Yes, GPT 5.3 Codex can run tests and fix failures automatically when it’s deployed in a tool-enabled environment (like an agent workflow that can execute commands, read results, and apply patches). The model itself does not “magically run tests” without tools; you need an integration that can (1) execute a test command in a sandbox, (2) capture stdout/stderr and artifacts, and (3) feed that back to the model. OpenAI’s positioning for GPT-5.3-Codex explicitly emphasizes tool use and complex execution in long-running tasks, and Codex product surfaces like the app are designed around iterative work where you can review diffs and steer the agent mid-run. That’s the exact shape needed for “run tests, fix, re-run.”
To make “fix failures” reliable, you should enforce a strict loop: run a single targeted test command, fix only what the output indicates, and re-run the same command. Beginners often ask the model to run an entire test suite repeatedly, which wastes time and makes signal-to-noise worse. A better approach is: (1) run the smallest failing test or typecheck command, (2) paste the error plus the relevant file sections, (3) ask for a minimal patch, and (4) re-run. Also, don’t let it “fix” by weakening tests or skipping checks unless you explicitly allow that. State that up front: “Do not disable tests; do not loosen assertions; fix the underlying bug.” If your environment allows it, require the agent to output a diff and a short explanation of why the fix addresses the failure. That keeps changes reviewable and avoids the “random walk” problem where successive patches drift away from the original intent.

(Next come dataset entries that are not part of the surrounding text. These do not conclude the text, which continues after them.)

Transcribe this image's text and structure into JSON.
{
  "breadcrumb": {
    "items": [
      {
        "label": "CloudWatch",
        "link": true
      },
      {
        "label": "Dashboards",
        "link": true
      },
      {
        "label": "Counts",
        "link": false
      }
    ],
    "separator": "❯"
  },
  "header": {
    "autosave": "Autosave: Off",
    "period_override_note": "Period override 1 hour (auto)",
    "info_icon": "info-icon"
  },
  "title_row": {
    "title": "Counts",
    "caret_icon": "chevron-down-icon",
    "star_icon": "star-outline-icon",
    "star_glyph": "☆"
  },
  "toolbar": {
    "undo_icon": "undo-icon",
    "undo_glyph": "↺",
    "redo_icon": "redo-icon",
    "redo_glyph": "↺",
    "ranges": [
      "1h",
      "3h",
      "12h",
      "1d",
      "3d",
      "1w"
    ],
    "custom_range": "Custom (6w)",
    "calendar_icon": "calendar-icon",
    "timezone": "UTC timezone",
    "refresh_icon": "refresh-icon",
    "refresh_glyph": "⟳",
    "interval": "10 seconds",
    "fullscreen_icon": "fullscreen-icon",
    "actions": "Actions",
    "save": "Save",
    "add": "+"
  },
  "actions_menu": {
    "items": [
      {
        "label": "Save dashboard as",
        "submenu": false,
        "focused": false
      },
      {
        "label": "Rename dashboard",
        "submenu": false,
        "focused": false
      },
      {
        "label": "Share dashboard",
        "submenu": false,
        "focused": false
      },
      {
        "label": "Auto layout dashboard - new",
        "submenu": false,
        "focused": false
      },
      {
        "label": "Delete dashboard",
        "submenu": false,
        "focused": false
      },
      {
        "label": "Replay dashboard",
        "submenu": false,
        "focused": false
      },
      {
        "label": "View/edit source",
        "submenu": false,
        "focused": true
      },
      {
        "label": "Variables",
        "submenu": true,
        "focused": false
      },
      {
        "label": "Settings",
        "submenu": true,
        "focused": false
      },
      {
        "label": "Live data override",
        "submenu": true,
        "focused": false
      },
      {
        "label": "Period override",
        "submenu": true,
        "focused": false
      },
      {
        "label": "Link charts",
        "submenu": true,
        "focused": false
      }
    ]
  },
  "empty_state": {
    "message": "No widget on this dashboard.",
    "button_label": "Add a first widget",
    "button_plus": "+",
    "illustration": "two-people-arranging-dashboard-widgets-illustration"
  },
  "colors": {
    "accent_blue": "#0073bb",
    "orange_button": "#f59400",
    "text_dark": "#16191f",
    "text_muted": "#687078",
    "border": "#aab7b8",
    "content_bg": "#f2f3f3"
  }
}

In larger systems, tool-driven fixing should be combined with retrieval so the model doesn’t guess correct behavior. Many failures come from mismatched internal conventions: expected error codes, logging formats, or dependency injection patterns. Store those conventions and internal docs in Milvus or managed Zilliz Cloud, retrieve the relevant snippets for the failing module, and include them in the context before the model proposes a fix. This is especially helpful when the test failure message is ambiguous (“expected X but got Y”) and the correct resolution depends on team-specific policies. With retrieval + tools, GPT 5.3 Codex becomes much closer to a disciplined engineer: it reads the right references, makes a small patch, and validates it with tests before moving on.